Han and colleagues' results could suggest a potential duality in therapeutic treatment of breast cancer cells. Proteasome inhibition could be a vital target of treatment in combination with other oncogenic or growth-promoting proteins. Evidence suggests the importance of inhibiting the Notch pathway in combination with current targeting of ERα [10] or HER2 [11]. For example, recent studies have shown that GSI-I or Ly 411,575 treatment of triple-negative MDA-MB-231 cells or treatment in combination with tamoxifen in ERα+T47D:A18 cells arrested growth and caused tumor regression in vivo, respectively [10]. In the HER2+ breast cancer cell line, BT474, Ly 411,575 or MRK-003 GSI treatment increased apoptosis and re-sensitized resistant HER2+ cells to trastuzumab [12]. Furthermore, these two studies showed that specific knockdown of Notch-1 by siRNA inhibited cell proliferation and increased sensitivity to either 4-hydroxy-tamoxifen or trastuzumab. These articles demonstrated the importance of Notch-1 signaling in ERα-, ERα+, or HER2+ breast cancer cells [10,12]. GSIs are therefore currently in clinical trials as anticancer drugs, but specific pharmacologic and molecular properties are still being investigated.
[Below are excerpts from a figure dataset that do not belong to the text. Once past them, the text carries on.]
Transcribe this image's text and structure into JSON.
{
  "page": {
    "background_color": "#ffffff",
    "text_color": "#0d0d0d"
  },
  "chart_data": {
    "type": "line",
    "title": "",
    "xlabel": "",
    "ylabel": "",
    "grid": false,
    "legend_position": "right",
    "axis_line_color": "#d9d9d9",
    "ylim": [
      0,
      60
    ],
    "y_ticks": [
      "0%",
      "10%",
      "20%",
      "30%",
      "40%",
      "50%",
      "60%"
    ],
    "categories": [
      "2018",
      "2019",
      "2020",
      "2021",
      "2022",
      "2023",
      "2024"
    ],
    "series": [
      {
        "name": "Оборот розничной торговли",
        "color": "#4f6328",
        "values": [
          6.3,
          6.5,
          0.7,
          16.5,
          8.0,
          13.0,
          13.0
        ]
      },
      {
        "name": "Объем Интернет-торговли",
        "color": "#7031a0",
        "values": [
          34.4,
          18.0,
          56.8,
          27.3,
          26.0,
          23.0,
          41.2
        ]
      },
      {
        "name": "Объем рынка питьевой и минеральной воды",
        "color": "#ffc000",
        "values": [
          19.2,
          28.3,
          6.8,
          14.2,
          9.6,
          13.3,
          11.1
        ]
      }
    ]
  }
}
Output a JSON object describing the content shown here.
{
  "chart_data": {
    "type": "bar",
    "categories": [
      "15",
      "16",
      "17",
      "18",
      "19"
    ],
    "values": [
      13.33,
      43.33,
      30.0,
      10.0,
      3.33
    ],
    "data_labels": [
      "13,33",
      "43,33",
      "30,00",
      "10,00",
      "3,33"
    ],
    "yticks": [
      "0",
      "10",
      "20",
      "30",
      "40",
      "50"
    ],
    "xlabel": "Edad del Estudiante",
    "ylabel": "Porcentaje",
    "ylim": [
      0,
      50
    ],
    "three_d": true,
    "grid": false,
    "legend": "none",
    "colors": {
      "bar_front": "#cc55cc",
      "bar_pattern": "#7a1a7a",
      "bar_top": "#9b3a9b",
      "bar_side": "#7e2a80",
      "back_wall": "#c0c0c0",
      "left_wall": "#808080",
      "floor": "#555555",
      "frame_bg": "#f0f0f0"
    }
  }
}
Because little is known about which GSIs will be the most advantageous in the clinic, it is important to understand structural and biochemical differences between specific compounds. Han and colleagues used the Z-LeuLeuNleu-CHO GSI, which is a derivative of the proteasome inhibitor MG-132. The structure of MG-132 is Z-LeuLeuLeu-CHO. GSI-I is very close structurally, differing only by a single norleucine substitution: Z-LeuLeuNorLeu-CHO. Treatment with two structurally similar drugs targeted at different enzymes - that is, γ-secretase or the proteasome - could therefore be anticipated to inherently have shared effects, which could account for the results on the proteasome seen by GSI-I.

Furthermore, current GSIs that are being used in clinical trials are a new line of medicinally and structurally modified chemical molecules that could show different effects. DAPT and L-685,458 GSIs, which were used in Han and colleagues' article, are not used in current trials and are structurally unique. Structurally modified GSIs are still being investigated and could provide evidence for cellular death via inhibition of the Notch pathway independent of the proteasome. Understanding these key properties may lead to better therapeutic targeting. Studying the effect of these new classes of GSIs in clinical trials on proteasome activity could prove very interesting.

In conclusion, in the present article we comment that Z-LeuLeuLeu-CHO is a derivative of a proteasomal inhibitor, which could inherently have shared effects; that current GSIs used in clinical trials are structurally unique and their effects on the proteasome are as yet unknown; and that the level of proteasomal activity, which could differ between breast cancer subtypes, may play a critical role by which GSI-I functions to inhibit growth. In summary, Han and colleagues beg the intriguing question of whether proteasome inhibitors independently or in combination with GSIs or with current chemotherapeutic agents provide novel and exciting therapeutic strategies against breast cancer.

Abbreviations

ER: estrogen receptor; GSI: γ-secretase inhibitor.

Competing interests

The authors declare that they have no competing interests.